History with style: the impassible writing of Flaubert - Gustave Flaubert

Style, Spring, 1996 by Jed Deppman

Again, this is utterly impassible in the sense I have described: we know neither for whom Salammbo "was confused with Tanith" nor to whom she seemed to be the very genius of Carthage. Both "se confondait" and "semblait" are deliberately ambiguous: they could refer to Salammbo herself, to the people of the city, indeed, even to the narrator, who so often in this text paints detailed and overperfect images. Vergil also equates linguistic entity with external reality - a confusion Flaubert scrupulously maintains in the final lines of the text - but this confusion is never thematized as Dido's own obsession.(13) Flaubert repeatedly stresses this specific aspect of Salammbo:

De son bras etendu, il [Schahabarim] montrait dans Belier la porte de la generation humaine, dans le Capricorne, celle du retour vers les Dieux; et Salammbo s'efforcait de les apercevoir, car elle prenait ces conceptions pour des realites; elle acceptait comme vrais en eux-memes de purs symboles et jusqu'a des manieres de langage, distinction qui n'etait pas, non plus, toujours bien nette pour le pretre. (288; my emphasis)

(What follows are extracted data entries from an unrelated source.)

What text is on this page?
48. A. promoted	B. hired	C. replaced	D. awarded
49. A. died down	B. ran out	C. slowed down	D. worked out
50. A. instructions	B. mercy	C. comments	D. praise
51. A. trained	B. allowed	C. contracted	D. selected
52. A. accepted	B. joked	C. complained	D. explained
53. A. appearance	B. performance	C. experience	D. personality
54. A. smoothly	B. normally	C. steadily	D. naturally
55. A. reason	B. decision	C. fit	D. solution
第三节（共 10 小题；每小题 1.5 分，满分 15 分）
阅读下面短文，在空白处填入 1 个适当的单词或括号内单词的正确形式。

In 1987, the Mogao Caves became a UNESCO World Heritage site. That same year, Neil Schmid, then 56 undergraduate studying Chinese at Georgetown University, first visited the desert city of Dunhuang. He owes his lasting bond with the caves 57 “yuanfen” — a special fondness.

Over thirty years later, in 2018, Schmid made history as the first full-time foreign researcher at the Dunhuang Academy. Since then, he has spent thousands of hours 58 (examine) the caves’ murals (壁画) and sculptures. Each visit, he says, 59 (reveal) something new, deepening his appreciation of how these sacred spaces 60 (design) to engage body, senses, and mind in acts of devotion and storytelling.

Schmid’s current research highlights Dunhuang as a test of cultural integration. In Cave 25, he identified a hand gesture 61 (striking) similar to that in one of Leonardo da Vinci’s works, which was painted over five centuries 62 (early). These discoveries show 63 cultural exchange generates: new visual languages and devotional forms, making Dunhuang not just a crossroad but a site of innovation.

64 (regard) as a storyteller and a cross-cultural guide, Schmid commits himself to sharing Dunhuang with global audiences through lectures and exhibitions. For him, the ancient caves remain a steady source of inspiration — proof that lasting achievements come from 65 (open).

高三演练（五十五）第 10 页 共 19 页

With his arm extended, he [Schahabarim] showed in Aries the gate of human generation, in Capricorn, that of the return to the Gods; and Salammbo tried to glimpse them, because she took these conceptions for realities; she accepted as true in themselves the pure symbols and even the flourishes of language, a distinction which was not, itself, always very clear for the priest.

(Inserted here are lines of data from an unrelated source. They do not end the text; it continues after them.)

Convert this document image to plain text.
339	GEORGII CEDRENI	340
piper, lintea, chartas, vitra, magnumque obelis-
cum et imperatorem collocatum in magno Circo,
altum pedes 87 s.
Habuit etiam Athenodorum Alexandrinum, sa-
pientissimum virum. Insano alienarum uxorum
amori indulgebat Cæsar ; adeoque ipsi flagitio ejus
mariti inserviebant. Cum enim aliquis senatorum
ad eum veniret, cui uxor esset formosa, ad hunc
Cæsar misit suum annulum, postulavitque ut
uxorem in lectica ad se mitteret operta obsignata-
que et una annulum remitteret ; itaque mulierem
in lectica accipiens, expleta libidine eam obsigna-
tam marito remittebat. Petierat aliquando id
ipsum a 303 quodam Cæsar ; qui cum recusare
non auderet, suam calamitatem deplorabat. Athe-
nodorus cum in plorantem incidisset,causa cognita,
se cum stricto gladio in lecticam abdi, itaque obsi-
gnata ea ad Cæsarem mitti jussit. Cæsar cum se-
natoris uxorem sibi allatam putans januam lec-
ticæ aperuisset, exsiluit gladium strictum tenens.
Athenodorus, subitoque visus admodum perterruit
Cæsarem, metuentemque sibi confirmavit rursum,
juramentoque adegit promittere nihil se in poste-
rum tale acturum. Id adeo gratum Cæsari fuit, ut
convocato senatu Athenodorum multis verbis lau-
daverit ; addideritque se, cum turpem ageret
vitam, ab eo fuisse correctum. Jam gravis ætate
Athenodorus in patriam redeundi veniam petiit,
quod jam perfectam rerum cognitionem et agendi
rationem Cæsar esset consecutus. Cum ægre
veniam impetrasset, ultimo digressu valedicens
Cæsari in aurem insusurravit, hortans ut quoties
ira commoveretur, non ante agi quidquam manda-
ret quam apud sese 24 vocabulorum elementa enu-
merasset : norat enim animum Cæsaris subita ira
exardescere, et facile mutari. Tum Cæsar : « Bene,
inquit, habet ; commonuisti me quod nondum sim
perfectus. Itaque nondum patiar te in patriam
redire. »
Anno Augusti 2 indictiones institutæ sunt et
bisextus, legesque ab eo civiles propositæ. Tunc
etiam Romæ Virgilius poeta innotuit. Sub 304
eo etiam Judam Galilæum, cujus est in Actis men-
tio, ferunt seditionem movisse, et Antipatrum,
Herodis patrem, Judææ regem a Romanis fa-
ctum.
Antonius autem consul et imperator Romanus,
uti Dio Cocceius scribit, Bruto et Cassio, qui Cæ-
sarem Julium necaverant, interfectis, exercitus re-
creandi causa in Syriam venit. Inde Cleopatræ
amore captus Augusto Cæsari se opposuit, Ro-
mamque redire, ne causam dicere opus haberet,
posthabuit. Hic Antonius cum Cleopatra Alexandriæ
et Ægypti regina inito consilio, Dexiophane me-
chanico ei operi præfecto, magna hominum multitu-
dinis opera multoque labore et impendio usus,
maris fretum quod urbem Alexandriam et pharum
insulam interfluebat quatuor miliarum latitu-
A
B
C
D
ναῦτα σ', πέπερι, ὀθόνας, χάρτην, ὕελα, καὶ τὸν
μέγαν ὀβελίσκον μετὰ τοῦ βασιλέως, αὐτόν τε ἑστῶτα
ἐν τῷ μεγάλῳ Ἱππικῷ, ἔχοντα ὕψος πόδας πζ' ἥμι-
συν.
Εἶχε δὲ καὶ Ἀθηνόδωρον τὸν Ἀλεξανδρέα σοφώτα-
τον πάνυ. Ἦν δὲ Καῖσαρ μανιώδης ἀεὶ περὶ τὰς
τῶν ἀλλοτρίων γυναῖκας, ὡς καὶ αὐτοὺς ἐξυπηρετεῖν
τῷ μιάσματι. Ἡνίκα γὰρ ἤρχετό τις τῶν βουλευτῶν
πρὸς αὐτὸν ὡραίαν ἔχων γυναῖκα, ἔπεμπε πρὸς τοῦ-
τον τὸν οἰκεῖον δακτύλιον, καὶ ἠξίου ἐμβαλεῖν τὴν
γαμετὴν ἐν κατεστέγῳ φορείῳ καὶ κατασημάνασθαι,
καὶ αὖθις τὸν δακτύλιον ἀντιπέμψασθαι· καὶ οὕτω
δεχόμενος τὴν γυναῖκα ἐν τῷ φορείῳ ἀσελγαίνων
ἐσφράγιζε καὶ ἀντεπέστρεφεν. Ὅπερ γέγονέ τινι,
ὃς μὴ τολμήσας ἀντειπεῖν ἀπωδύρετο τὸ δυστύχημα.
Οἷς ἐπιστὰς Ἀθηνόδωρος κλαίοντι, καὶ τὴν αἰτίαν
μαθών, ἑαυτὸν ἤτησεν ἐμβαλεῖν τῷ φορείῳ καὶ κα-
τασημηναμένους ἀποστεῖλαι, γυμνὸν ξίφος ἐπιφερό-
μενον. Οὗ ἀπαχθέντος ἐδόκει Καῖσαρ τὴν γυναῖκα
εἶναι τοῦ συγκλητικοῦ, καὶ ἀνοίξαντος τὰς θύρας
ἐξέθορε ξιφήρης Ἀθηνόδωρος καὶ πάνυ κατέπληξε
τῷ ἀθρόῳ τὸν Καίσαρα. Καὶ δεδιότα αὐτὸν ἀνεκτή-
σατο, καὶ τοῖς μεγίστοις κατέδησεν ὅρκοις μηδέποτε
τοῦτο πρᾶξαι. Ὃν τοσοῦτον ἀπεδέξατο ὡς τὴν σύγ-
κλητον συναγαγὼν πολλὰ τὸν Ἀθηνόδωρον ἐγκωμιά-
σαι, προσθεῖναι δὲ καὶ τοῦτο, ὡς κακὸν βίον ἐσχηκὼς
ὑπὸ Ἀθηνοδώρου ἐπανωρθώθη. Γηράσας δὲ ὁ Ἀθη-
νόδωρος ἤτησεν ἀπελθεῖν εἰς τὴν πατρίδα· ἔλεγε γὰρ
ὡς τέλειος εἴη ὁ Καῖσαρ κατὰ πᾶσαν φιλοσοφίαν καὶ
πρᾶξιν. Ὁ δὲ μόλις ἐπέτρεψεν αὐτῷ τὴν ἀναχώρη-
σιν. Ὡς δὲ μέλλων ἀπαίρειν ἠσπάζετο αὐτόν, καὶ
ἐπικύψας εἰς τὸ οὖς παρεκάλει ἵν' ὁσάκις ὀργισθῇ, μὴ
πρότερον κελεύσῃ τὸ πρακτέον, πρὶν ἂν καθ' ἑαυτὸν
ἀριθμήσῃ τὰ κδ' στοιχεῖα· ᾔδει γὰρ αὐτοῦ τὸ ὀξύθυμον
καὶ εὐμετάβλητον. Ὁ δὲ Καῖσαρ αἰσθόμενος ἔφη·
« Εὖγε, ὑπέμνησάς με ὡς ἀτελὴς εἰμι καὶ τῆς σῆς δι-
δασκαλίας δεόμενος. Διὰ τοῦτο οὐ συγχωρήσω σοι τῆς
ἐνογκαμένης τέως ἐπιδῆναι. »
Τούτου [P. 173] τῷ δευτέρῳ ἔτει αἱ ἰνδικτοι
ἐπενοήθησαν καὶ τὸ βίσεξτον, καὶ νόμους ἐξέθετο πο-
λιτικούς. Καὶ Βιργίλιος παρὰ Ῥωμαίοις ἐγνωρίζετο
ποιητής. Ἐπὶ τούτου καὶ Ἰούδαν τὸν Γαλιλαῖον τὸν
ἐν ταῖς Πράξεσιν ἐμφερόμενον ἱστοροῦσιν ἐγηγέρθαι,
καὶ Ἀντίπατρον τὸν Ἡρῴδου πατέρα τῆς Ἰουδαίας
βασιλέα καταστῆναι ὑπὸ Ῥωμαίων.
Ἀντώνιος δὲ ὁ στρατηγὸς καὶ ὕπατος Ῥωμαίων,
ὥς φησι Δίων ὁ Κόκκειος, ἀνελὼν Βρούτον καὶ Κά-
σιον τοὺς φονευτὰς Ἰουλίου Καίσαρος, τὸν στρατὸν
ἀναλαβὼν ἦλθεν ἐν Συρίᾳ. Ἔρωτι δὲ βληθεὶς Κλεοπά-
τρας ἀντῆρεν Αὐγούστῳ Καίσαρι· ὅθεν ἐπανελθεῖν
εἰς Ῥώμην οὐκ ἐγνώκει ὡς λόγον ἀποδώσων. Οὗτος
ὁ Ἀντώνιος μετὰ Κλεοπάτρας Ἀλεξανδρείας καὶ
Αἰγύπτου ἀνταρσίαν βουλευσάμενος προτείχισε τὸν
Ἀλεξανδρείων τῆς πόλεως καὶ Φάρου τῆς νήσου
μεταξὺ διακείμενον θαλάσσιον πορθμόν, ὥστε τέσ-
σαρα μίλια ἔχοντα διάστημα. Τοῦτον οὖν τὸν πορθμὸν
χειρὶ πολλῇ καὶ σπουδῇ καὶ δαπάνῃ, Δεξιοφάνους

Even putting aside the indeterminable narration, which seems to condemn Salammbo's constitutive logocentrism,(14) the problem announced here informs everything up to the last sentence in the text, which is itself studiously irreducible, a kind of paradigmatic sentence for Proust's impassible pastiche: "Ainsi mourut la fille d'Hamilcar pour avoir touche au manteau de Tanit" (In this way the daughter of Hamilcar died for having touched the veil of Tanith) (Salammbo 469). The difficulty here again is that causality in the case of Salammbo's death is both foregrounded - "for having touched" - and left indeterminate: the tropes of explanation and finality again appear, but they invite a range of interpretations. In what sense is this a "real" causal explanation for her death? Is it what the narrator thinks, what the people think, or what Salammbo thinks? Or is it more metaphorical, that is, a figure for Salammbo's hubristic error of "taking herself for a divinity"? The latter is what we must conclude if we condemn Salammbo for her logocentrism, and it seems to be a real possibility; after all, Matho took her for Tanith and she impassibly refused to answer or interpret his question, providing instead the purely paratactic juxtaposition of two names:

[Matho] "-A moins, peut-etre, que tune sois Tanit?" [Salammbo] "-Moi, Tanit!" (312)

[Matho] "Unless, perhaps, you are Tanith?" [Salammbo] "Me, Tanith!"

And, indeed, the people have just credited her with killing the greatest enemy of the city by the sheer force of her stare.